The Netherlands was the last country in Europe to introduce patent law AFTER Philips stole bulb manufacturing technology from Edison (Philips is now a huge patent holder and actively steals ideas from startups to turn them into patents).
If you can't innovate, buy (or steal) someone else's invention, and use a government granted monopoly (i.e. patent) to prevent anyone else from innovating further and making a better version.
Maybe patents provide an incentive to be innovative, but they also create a barrier to innovating on top of technology that is protected by patents.
Some people remembering things and going elsewhere and using what they remember seems a little different from copying of millions of documents and schematics and plans.
I'd say it is the same difference between a police officer remembering a license plate for the getaway car of a bank robbery, and having pervasive automatic surveillance tracking everywhere everyone goes.
Yes, I guess it is very efficient to not need to spend any money on R&D, and just steal from those who do spend the money.
Will anyone spend money on R&D in this efficient world when the result is you just go out of business because you can't compete against anyone who does?
What defines what is and is not "valid" property? The entire concept of property itself only exists because it's a useful fiction. Prehistoric hunter gatherer societies might have had a loose sense of clan ownership over e.g. hunting grounds but the idea that you could parcel up an acre of land and own it would likely have seemed bizarre. Yet today some people spend their entire waking lives tracking who owns what properties
> What defines what is and is not "valid" property?
There are several ways to answer this provided it isn't rhetorical.
One approach is to examine how society collectively decides what counts as property. These decisions aren’t neutral or universal — they’re shaped by the power and interests of those who benefit most from them. I hope it's clear that there is a contradiction present between: "property is universal" and those who benefit most from property being true are those with the most property.
Historically, the ruling class has established what counts as “valid” property by embedding their preferences into law and enforcing them through two major systems: ideology and force. You and I are taught to accept these definitions through societal institutions like schools, media, and legal systems. These institutions present ideas like patents or private property as natural or universal truths, making alternative ways of thinking seem unrealistic or unthinkable. For instance, when people say things like, “Patents protect natural rights,” or “Every other system has failed,” they’re reflecting this conditioning — whether or not they personally benefit from it.
The concept of property is enforced through systems of control, like courts, fines, and even imprisonment. If someone challenges the validity of a patent, they stand to face financial penalties or legal repercussions. The idea of “valid” property isn’t just a belief — it’s something actively maintained through both persuasion and coercion.

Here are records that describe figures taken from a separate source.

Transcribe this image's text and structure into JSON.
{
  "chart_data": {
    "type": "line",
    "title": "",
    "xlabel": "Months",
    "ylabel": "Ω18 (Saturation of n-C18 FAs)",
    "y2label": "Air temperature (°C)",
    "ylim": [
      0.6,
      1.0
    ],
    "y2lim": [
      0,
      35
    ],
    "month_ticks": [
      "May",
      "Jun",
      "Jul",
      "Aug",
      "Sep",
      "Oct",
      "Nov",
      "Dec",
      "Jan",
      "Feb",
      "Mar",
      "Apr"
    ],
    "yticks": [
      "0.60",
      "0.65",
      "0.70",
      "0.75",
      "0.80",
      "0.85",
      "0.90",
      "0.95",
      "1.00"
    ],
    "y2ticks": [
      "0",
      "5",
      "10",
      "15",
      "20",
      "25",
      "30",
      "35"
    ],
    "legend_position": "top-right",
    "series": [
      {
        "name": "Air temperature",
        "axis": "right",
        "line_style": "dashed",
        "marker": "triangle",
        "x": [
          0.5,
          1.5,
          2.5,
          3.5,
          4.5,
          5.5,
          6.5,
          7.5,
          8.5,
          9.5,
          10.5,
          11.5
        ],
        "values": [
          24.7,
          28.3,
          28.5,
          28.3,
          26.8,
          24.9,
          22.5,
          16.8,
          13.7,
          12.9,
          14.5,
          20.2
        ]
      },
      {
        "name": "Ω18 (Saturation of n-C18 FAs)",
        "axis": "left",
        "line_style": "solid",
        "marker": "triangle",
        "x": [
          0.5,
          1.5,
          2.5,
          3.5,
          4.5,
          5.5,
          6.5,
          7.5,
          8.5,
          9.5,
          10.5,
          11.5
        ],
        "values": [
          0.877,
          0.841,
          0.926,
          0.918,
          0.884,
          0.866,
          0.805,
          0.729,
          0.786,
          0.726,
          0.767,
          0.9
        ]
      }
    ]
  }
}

Ultimately, those who gain the most from these systems (like corporations or wealthy individuals) have the power to shape both the ideas we accept and the rules we follow. They turn their interests into societal norms through a feedback loop of belief and enforcement. The system sustains itself by creating the reality it envisions - "hyperstition" is where our collective belief makes something real.
lets start that to be stolen, the thing needs to be tangible. and property needs to be a tangible thing. and by stealing, preventing from accessing also counts.
Perhaps the Chinese industrialists are rewarding the IP holders the same way video gamers do: with exposure. And after all, we’ve been informed many times: information wants to be free. And we’ve been reminded as well: if they weren’t going to pay in the first place this isn’t revenue lost.
When you don't defend something like a property, profit goes out of building it. And that's the opposite of what we want to do in a capitalist society. Building intellectual property is a positive-sum thing. It makes humanity better. This is something we want to reward, make profitable.
Yep, in 2021 the FBI was opening a new China related investigation every 12 hours. China steals billions of dollars worth of industrial knowledge and secrets from the US every year through industrial espionage.